What Actually Happened
Despite the Ministry’s clear direction:
- The relocated berm material was never covered
- The stockpiled soil remained exposed to rainfall
- Leachate generation therefore continued to be a risk
More concerning still, Ministry records confirm that:
- Berm material was blended with imported sand and fish compost
- The resulting material was treated as “topsoil”
- It was loaded onto a barge and shipped off-site
- This occurred before soil testing and without the legally required soil relocation notification
- The destination of this material was not disclosed
If the berm was contaminated, this material should never have been reused or distributed elsewhere.

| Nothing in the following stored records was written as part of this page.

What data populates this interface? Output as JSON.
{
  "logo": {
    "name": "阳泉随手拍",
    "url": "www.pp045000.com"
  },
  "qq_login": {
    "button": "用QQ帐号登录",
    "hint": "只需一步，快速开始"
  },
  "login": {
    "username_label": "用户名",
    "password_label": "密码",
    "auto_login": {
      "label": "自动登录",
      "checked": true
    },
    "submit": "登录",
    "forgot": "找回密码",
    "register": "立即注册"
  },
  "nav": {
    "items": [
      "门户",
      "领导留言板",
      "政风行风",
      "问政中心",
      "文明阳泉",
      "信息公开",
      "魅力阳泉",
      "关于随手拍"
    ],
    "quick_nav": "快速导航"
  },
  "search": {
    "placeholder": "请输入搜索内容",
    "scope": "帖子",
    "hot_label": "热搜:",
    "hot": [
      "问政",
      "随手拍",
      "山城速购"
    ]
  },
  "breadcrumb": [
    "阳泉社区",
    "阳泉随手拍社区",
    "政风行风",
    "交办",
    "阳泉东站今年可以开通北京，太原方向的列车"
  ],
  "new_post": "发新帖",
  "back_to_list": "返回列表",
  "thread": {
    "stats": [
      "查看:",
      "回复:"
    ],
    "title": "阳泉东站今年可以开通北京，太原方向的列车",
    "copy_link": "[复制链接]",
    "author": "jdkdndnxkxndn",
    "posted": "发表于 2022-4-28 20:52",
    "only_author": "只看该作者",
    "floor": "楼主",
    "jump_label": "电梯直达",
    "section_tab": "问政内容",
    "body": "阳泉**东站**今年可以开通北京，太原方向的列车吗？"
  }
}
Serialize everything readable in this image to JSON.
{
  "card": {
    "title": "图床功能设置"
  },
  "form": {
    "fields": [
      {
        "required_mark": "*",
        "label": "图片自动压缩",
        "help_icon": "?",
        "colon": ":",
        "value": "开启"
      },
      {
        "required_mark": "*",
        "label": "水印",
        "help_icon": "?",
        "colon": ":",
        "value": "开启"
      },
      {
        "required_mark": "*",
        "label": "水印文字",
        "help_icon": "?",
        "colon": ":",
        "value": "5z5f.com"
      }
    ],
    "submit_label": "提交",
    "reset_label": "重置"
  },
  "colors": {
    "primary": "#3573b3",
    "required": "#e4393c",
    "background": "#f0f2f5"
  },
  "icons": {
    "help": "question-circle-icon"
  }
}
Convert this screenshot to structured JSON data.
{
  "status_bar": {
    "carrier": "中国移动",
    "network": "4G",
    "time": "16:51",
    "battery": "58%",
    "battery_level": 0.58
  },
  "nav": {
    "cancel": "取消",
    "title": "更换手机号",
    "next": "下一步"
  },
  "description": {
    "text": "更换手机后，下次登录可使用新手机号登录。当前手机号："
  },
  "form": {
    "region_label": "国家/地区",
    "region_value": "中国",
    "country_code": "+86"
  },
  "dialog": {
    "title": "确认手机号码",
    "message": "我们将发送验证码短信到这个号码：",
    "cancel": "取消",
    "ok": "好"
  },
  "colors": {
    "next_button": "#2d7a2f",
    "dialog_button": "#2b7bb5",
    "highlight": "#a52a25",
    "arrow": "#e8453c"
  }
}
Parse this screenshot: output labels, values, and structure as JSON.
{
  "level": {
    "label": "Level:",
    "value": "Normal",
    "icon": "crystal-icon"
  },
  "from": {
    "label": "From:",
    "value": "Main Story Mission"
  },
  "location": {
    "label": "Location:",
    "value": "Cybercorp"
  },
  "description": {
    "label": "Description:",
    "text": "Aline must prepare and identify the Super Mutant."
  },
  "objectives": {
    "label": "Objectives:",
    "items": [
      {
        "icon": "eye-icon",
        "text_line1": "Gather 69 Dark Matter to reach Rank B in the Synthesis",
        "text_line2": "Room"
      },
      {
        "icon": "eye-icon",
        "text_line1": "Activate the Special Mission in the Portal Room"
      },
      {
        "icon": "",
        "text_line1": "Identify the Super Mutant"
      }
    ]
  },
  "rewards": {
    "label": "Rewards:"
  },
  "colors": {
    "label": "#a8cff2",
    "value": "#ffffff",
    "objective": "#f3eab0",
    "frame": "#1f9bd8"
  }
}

A Fundamental Contradiction
These actions present a clear and unavoidable contradiction:
- If the berm was contaminated, it should have been:
- Properly tested before movement
- Fully contained once relocated
- Prohibited from off-site reuse without strict controls
- If the berm was not contaminated, then:
- The public was misled about the reason for its removal
- A protective barrier was removed without justification
- Ministry containment requirements make no sense
Material cannot be both contaminated enough to require removal and clean enough to be reused as landscaping soil.
Why This Matters
This is not an academic or technical dispute.
Leaving leachate-producing material exposed threatens Baynes Sound. Distributing soil that was once described as contaminated raises concerns well beyond Union Bay. And failing to enforce Ministry requirements undermines public confidence in environmental regulation.
The Question That Remains
DWR’s statements and actions cannot both be true.
So the question remains — and it deserves a clear, public answer:
Is the berm contaminated, or not?
Call to Action
The public has a right to transparency and accountability.
We are calling on:
- Deep Water Recovery to clearly and publicly state whether the berm material was contaminated
- The Province of British Columbia to explain why Ministry requirements were not enforced
- Regulators to ensure Baynes Sound and surrounding communities are protected
This issue will not go away through silence.